Inclusion of water in an engine oil formed during fuel combustion is inevitable. In particular, when engine oil is not heated, that is during repeated short distance operation cycles water content in the engine oil increases as the water does not evaporate. Water causes not only deterioration of the additives but also the activation of blow-by gas, resulting in significantly adverse effects on the engine oil. Thus, the development of an oil which can maintain decreased friction while maintaining fuel saving performance with little deterioration even when water is included has been needed.
Recently, CVJs have been widely employed for front engine front drive vehicles, four wheel drive vehicles, and front engine rear drive vehicles with independent suspension.
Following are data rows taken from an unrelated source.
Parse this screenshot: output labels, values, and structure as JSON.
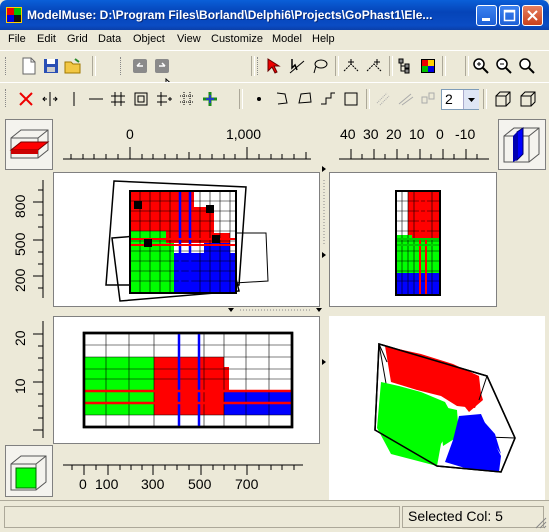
{
  "title": "ModelMuse: D:\\Program Files\\Borland\\Delphi6\\Projects\\GoPhast1\\Ele...",
  "menu": [
    "File",
    "Edit",
    "Grid",
    "Data",
    "Object",
    "View",
    "Customize",
    "Model",
    "Help"
  ],
  "layer_spin_value": "2",
  "top_ruler_labels": [
    "0",
    "1,000"
  ],
  "side_ruler_top_labels": [
    "40",
    "30",
    "20",
    "10",
    "0",
    "-10"
  ],
  "left_ruler_top_labels": [
    "800",
    "500",
    "200"
  ],
  "left_ruler_bottom_labels": [
    "20",
    "10"
  ],
  "bottom_ruler_labels": [
    "0",
    "100",
    "300",
    "500",
    "700"
  ],
  "status": {
    "left": "",
    "right": "Selected Col: 5"
  },
  "colors": {
    "red": "#ff0000",
    "green": "#00ff00",
    "blue": "#0000ff",
    "accent": "#0a5fd8"
  },
  "icons": [
    "new-file-icon",
    "save-icon",
    "open-folder-icon",
    "undo-icon",
    "redo-icon",
    "select-arrow-icon",
    "select-line-icon",
    "lasso-icon",
    "vertex-add-icon",
    "vertex-move-icon",
    "grid-tree-icon",
    "color-grid-icon",
    "zoom-in-icon",
    "zoom-out-icon",
    "zoom-pan-icon",
    "delete-x-icon",
    "split-col-icon",
    "vline-icon",
    "hline-icon",
    "grid-icon",
    "grid-subdivide-icon",
    "grid-move-icon",
    "grid-dots-icon",
    "grid-plus-icon",
    "point-icon",
    "polyline-icon",
    "polygon-icon",
    "step-icon",
    "rectangle-icon",
    "cube-front-icon",
    "cube-top-icon"
  ]
}
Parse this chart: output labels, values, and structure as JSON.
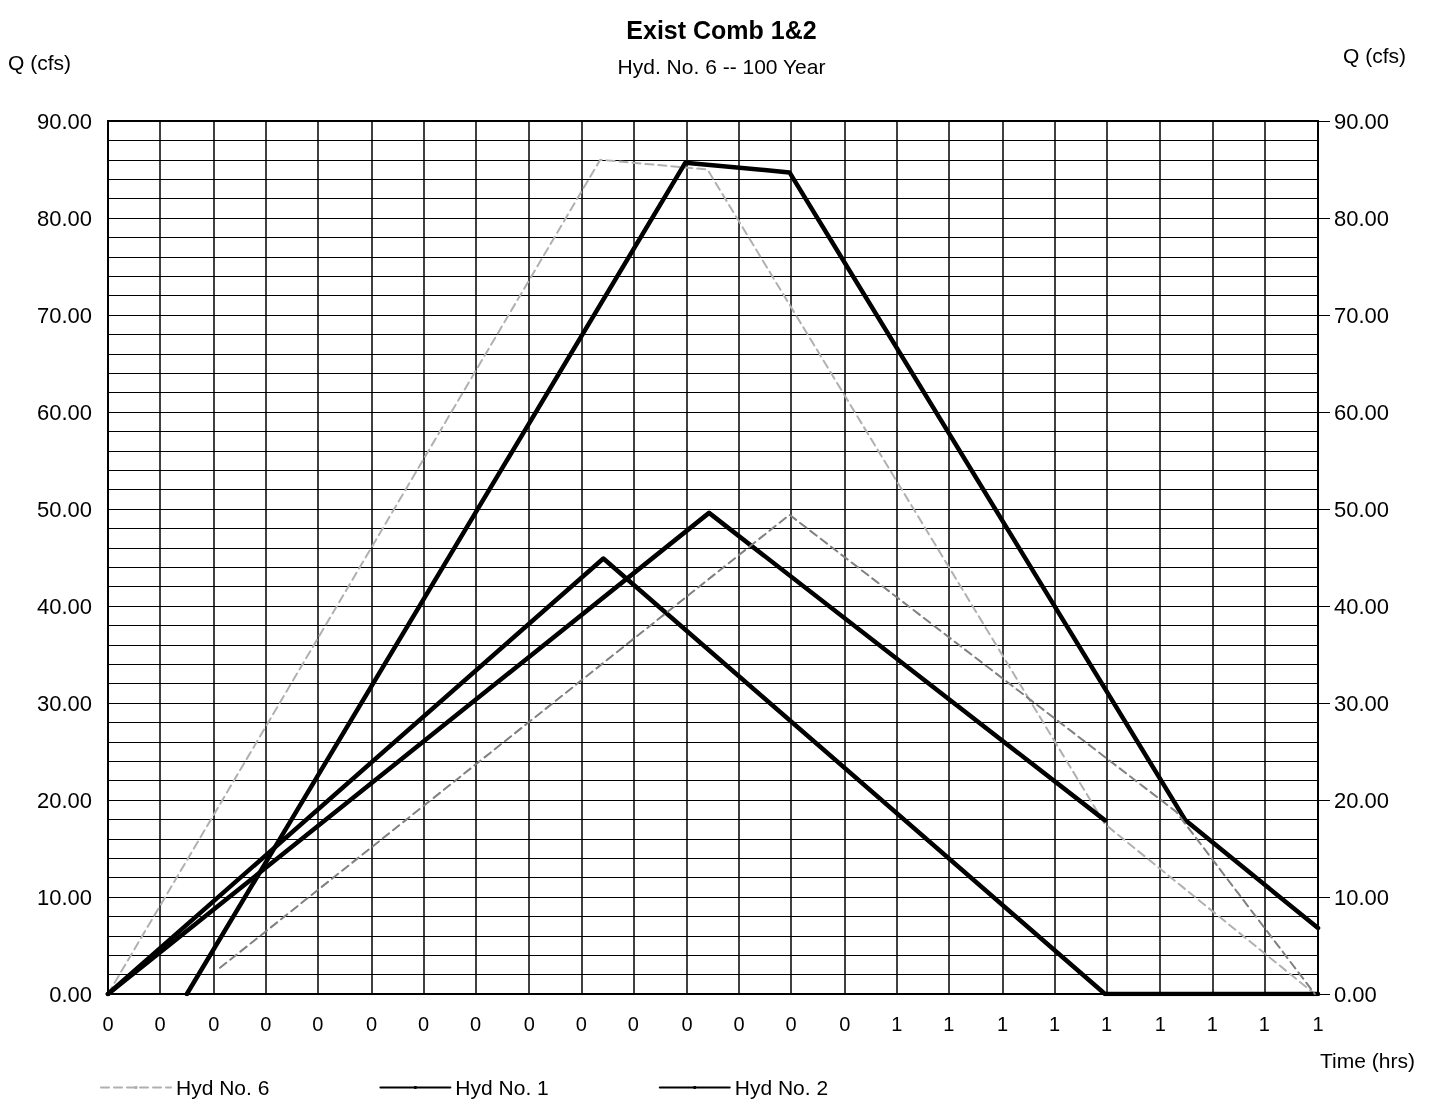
{
  "chart_data": {
    "type": "line",
    "title": "Exist Comb 1&2",
    "subtitle": "Hyd. No. 6 -- 100 Year",
    "xlabel": "Time (hrs)",
    "ylabel": "Q (cfs)",
    "y2label": "Q (cfs)",
    "xlim": [
      0,
      0.767
    ],
    "xticks": [
      {
        "value": 0,
        "label": "0"
      },
      {
        "value": 0.033,
        "label": "0"
      },
      {
        "value": 0.067,
        "label": "0"
      },
      {
        "value": 0.1,
        "label": "0"
      },
      {
        "value": 0.133,
        "label": "0"
      },
      {
        "value": 0.167,
        "label": "0"
      },
      {
        "value": 0.2,
        "label": "0"
      },
      {
        "value": 0.233,
        "label": "0"
      },
      {
        "value": 0.267,
        "label": "0"
      },
      {
        "value": 0.3,
        "label": "0"
      },
      {
        "value": 0.333,
        "label": "0"
      },
      {
        "value": 0.367,
        "label": "0"
      },
      {
        "value": 0.4,
        "label": "0"
      },
      {
        "value": 0.433,
        "label": "0"
      },
      {
        "value": 0.467,
        "label": "0"
      },
      {
        "value": 0.5,
        "label": "1"
      },
      {
        "value": 0.533,
        "label": "1"
      },
      {
        "value": 0.567,
        "label": "1"
      },
      {
        "value": 0.6,
        "label": "1"
      },
      {
        "value": 0.633,
        "label": "1"
      },
      {
        "value": 0.667,
        "label": "1"
      },
      {
        "value": 0.7,
        "label": "1"
      },
      {
        "value": 0.733,
        "label": "1"
      },
      {
        "value": 0.767,
        "label": "1"
      }
    ],
    "ylim": [
      0,
      90
    ],
    "yticks": [
      {
        "value": 0,
        "label": "0.00"
      },
      {
        "value": 2,
        "label": null
      },
      {
        "value": 4,
        "label": null
      },
      {
        "value": 6,
        "label": null
      },
      {
        "value": 8,
        "label": null
      },
      {
        "value": 10,
        "label": "10.00"
      },
      {
        "value": 12,
        "label": null
      },
      {
        "value": 14,
        "label": null
      },
      {
        "value": 16,
        "label": null
      },
      {
        "value": 18,
        "label": null
      },
      {
        "value": 20,
        "label": "20.00"
      },
      {
        "value": 22,
        "label": null
      },
      {
        "value": 24,
        "label": null
      },
      {
        "value": 26,
        "label": null
      },
      {
        "value": 28,
        "label": null
      },
      {
        "value": 30,
        "label": "30.00"
      },
      {
        "value": 32,
        "label": null
      },
      {
        "value": 34,
        "label": null
      },
      {
        "value": 36,
        "label": null
      },
      {
        "value": 38,
        "label": null
      },
      {
        "value": 40,
        "label": "40.00"
      },
      {
        "value": 42,
        "label": null
      },
      {
        "value": 44,
        "label": null
      },
      {
        "value": 46,
        "label": null
      },
      {
        "value": 48,
        "label": null
      },
      {
        "value": 50,
        "label": "50.00"
      },
      {
        "value": 52,
        "label": null
      },
      {
        "value": 54,
        "label": null
      },
      {
        "value": 56,
        "label": null
      },
      {
        "value": 58,
        "label": null
      },
      {
        "value": 60,
        "label": "60.00"
      },
      {
        "value": 62,
        "label": null
      },
      {
        "value": 64,
        "label": null
      },
      {
        "value": 66,
        "label": null
      },
      {
        "value": 68,
        "label": null
      },
      {
        "value": 70,
        "label": "70.00"
      },
      {
        "value": 72,
        "label": null
      },
      {
        "value": 74,
        "label": null
      },
      {
        "value": 76,
        "label": null
      },
      {
        "value": 78,
        "label": null
      },
      {
        "value": 80,
        "label": "80.00"
      },
      {
        "value": 82,
        "label": null
      },
      {
        "value": 84,
        "label": null
      },
      {
        "value": 86,
        "label": null
      },
      {
        "value": 88,
        "label": null
      },
      {
        "value": 90,
        "label": "90.00"
      }
    ],
    "y2lim": [
      0,
      90
    ],
    "y2ticks": [
      {
        "value": 0,
        "label": "0.00"
      },
      {
        "value": 10,
        "label": "10.00"
      },
      {
        "value": 20,
        "label": "20.00"
      },
      {
        "value": 30,
        "label": "30.00"
      },
      {
        "value": 40,
        "label": "40.00"
      },
      {
        "value": 50,
        "label": "50.00"
      },
      {
        "value": 60,
        "label": "60.00"
      },
      {
        "value": 70,
        "label": "70.00"
      },
      {
        "value": 80,
        "label": "80.00"
      },
      {
        "value": 90,
        "label": "90.00"
      }
    ],
    "grid": true,
    "legend": "bottom left",
    "marker": "none",
    "series": [
      {
        "name": "Hyd No. 6",
        "color": "#b0b0b0",
        "line_style": "dashed",
        "x": [
          0,
          0.312,
          0.38,
          0.632,
          0.765
        ],
        "values": [
          0,
          86.0,
          85.0,
          17.5,
          0
        ]
      },
      {
        "name": "Hyd No. 1",
        "color": "#000000",
        "line_style": "solid",
        "x": [
          0,
          0.314,
          0.632,
          0.767
        ],
        "values": [
          0,
          44.9,
          0,
          0
        ]
      },
      {
        "name": "Hyd No. 2",
        "color": "#000000",
        "line_style": "solid",
        "x": [
          0,
          0.381,
          0.632
        ],
        "values": [
          0,
          49.6,
          17.9
        ]
      },
      {
        "color": "#000000",
        "line_style": "solid",
        "x": [
          0.05,
          0.366,
          0.432,
          0.683,
          0.767
        ],
        "values": [
          0,
          85.7,
          84.7,
          17.9,
          6.8
        ]
      },
      {
        "color": "#808080",
        "line_style": "dashed",
        "x": [
          0.071,
          0.432,
          0.677,
          0.765
        ],
        "values": [
          2.7,
          49.4,
          18.8,
          0
        ]
      }
    ]
  }
}
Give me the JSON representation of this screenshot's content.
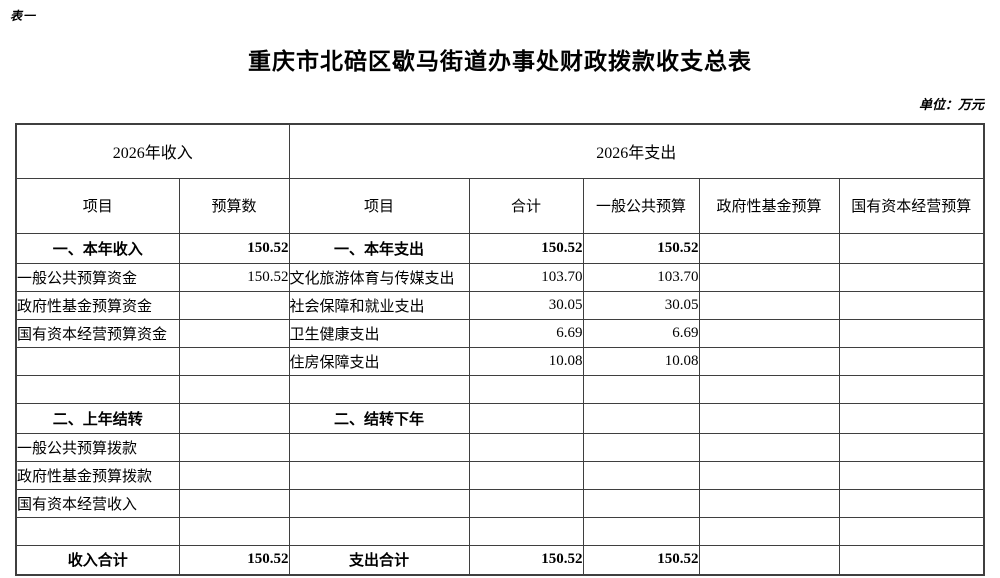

CVJs are used to transmit power from the engine to the wheels, and the power must be smoothly transmitted even during steering. Thus, a CVJ generally consists of a combination of a plunging-type joint at the engine side capable of sliding in the axial direction and a fixed-type joint fixed in the axial direction at the wheel side. Since the sliding friction in the rotational direction occurs through the rolling-sliding motion during the reciprocating motion in the plunging-type joint, various noises and vibrations, e.g. vibrations during idling in an automatic transmission vehicle, lateral vibration during starting and accelerating, beat oscillations at certain speeds, and booming occur. Decreased vibration is an important issue to be solved for the development of more comfortable and quieter vehicles. Thus, not only has the joint itself been improved to decrease such vibrations, but the grease filled in the joint as well.
As there is a correlation between the vibration and the friction coefficient, and further as reduced fuel consumption is increasingly demanded, greases for providing decreased friction are being sought.
Molybdenum disulfide, sulfur-phosphorous additives, and lead additives have been conventionally used in grease for CVJs. Recently, organic molybdenum compounds have been used instead of the above additives, in order to produce grease exhibiting lower vibration or lower friction. Japanese Laid-Open Patent No. 6-184583 discloses a grease composition for CVJs comprising a urea grease, molybdenum dithiophosphate, molybdenum dithiocarbamate, and ZnDTC. Additionally, Japanese Laid-Open Patent No. 4-178499 discloses a grease composition for CVJs comprising a urea thickener, sulfurized molybdenum dialkyldithiocabamate, zinc dithiophosphate, and sorbitan fatty acid esters.
Although, long drain lubricating oils are now desirable with the aim of achieving a maintanance free lubricating composition, it is becoming an important problem to maintain this in addition to reduced fuel consumption. Engine oils undergo the most severe oxidative deterioration among lubricating oils, and the deterioration starts with the running of the vehicles. Additives also deteriorate along with this oil deterioration. Thus, improvements in the additives are also essential for maintaining the fuel saving properties of lubricating oil. That is, because the use of oil-soluble molybdenum compounds is essential for fuel savings, it is even more important to effectively draw out and maintain the properties of the molybdenum compounds.
Further, the friction of the grease compositions set forth above is not satisfactory and must be further lowered. Demand on greases has shifted to increasingly severe site conditions due to the decreased quantity of grease fillable in smaller and light weight CVJs, higher power output and higher vehicle speeds. Thus, low frictional performance is required for such greases in addition to high durability and high friction resistance.